Hari Pertama PPKM Darurat, Kasus Positif Corona DIY Tambah 1.358

Heri Susanto - detikNews
Sabtu, 03 Jul 2021 19:11 WIB
Folder of Coronavirus covid19 2019 nCoV outbreak
(Foto: Getty Images/iStockphoto/oonal)
Yogyakarta -

Hari pertama pemberlakuan Pembatasan Kegiatan Masyarakat (PPKM) Darurat, Sabtu (3/7), kasus positif COVID-19 di DIY tabah sebanyak 1.358 kasus.

Ada banyak kemungkinan lonjakan tajam terjadi. Salah satunya karena peningkatan tracing 15 orang minimal sesuai Instruksi Menteri Dalam Negeri.

"Ada kemungkinan begitu (peningkatan tracing). Semakin banyak dicari, tentu semakin banyak ketemu," kata Kabid Pencegahan dan Pengendalian Penyakit Dinas Kesehatan (Dinkes) DIY, Berty Murtiningsih, dalam keterangan tertulis, Sabtu (3/7/2021).

Berty menjelaskan, sesuai Inmendagri No 15 tahun 2021, untuk pelacakan, memang ditingkatkan. Tiap kasus positif harus dilakukan pelacakan 15 kontak erat. Hal tersebut yang membuat pemeriksaan sampel di DIY meningkat dua kali lipat.

"Hari ini (Sabtu) 5.590 sampel orang. Naik dua kali lipat dibandingkan sebelumnya, 2.439 orang. Dari riwayat kasus tracing kontak kasus meningkat 1.072 kasus, periksa mandiri 246 kasus, skrining karyawan kesehatan 8 kasus, belum ada info 30 kasus, perjalanan luar daerah 2 kasus," katanya.

Kepala Bagian Humas Pemda DIY Ditya Nanaryo Aji menambahkan, kasus positif COVID-19 Sabtu (3/7) mencapai 1.358 kasus. Tambahan kasus positif ini tertinggi sejak awal pandemi.

"Sabtu ini ada tambahan 1.358 kasus. Total kasus ada 63.634 kasus. Kabupaten Gunungkidul paling banyak dengan 518 kasus, Kabupaten Sleman 349 kasus, Kabupaten Bantul 310 kasus, Kota Yogyakarta 128 kasus, dan Kabupaten Kulon Progo 53 kasus," kata Ditya.

Sedangkan kasus sembuh, lanjut Ditya, ada tambahan 424 kasus, sehingga total sembuh menjadi 49.675 Kasus. "Kabar baiknya ada peningkatan kasus sembuh 424 kasus.
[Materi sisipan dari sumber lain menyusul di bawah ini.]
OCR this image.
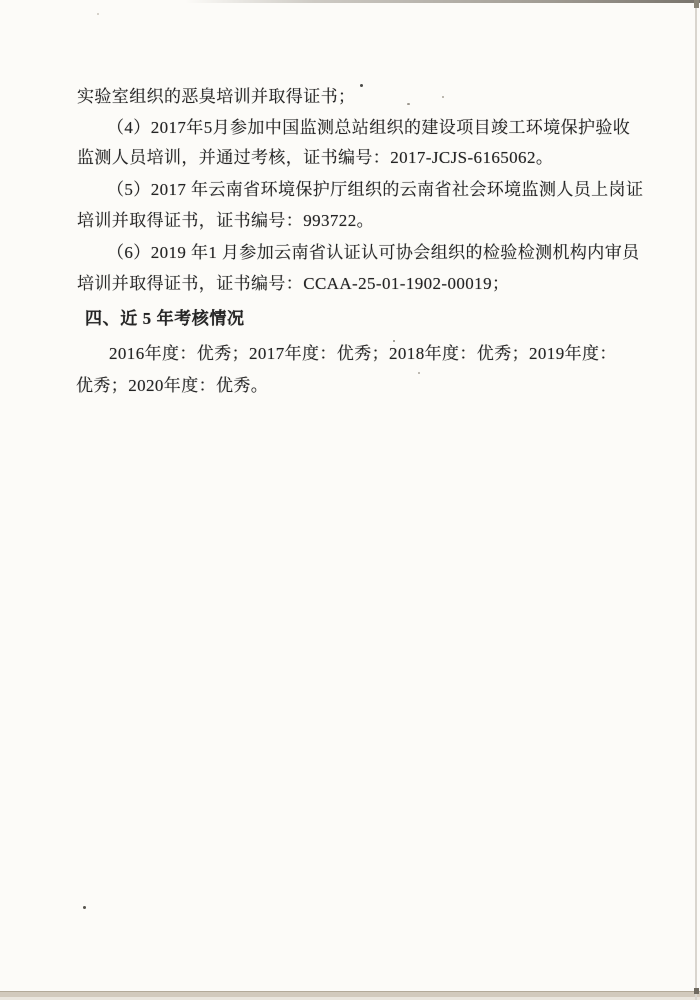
实验室组织的恶臭培训并取得证书；
（4）2017年5月参加中国监测总站组织的建设项目竣工环境保护验收
监测人员培训，并通过考核，证书编号：2017-JCJS-6165062。
（5）2017 年云南省环境保护厅组织的云南省社会环境监测人员上岗证
培训并取得证书，证书编号：993722。
（6）2019 年1 月参加云南省认证认可协会组织的检验检测机构内审员
培训并取得证书，证书编号：CCAA-25-01-1902-00019；
四、近 5 年考核情况
2016年度：优秀；2017年度：优秀；2018年度：优秀；2019年度：
优秀；2020年度：优秀。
Kabar sukanya, 36 kasus meninggal dengan total kasus meninggal 1.656 kasus," imbuhnya.

Dari peningkatan kasus positif, sembuh, dan meninggal ini, menurut Ditya, membuat kasus aktif ikut naik menjadi 12.303 kasus dari Jumat (2/7), 11.405.

"Peningkatan kasus aktif yang mencapai 12.303 ini membuat bed occupancy rate (BOR) juga ikut naik. Tercatat BOR non kritikal atau isolasi, dari 1.145 terpakai 1.112 atau 97,12 persen. BOR kritikal atau ICU meningkat dari 140 kamar yang tersedia, terpakai 89 atau 63, 57 persen," kata Ditya.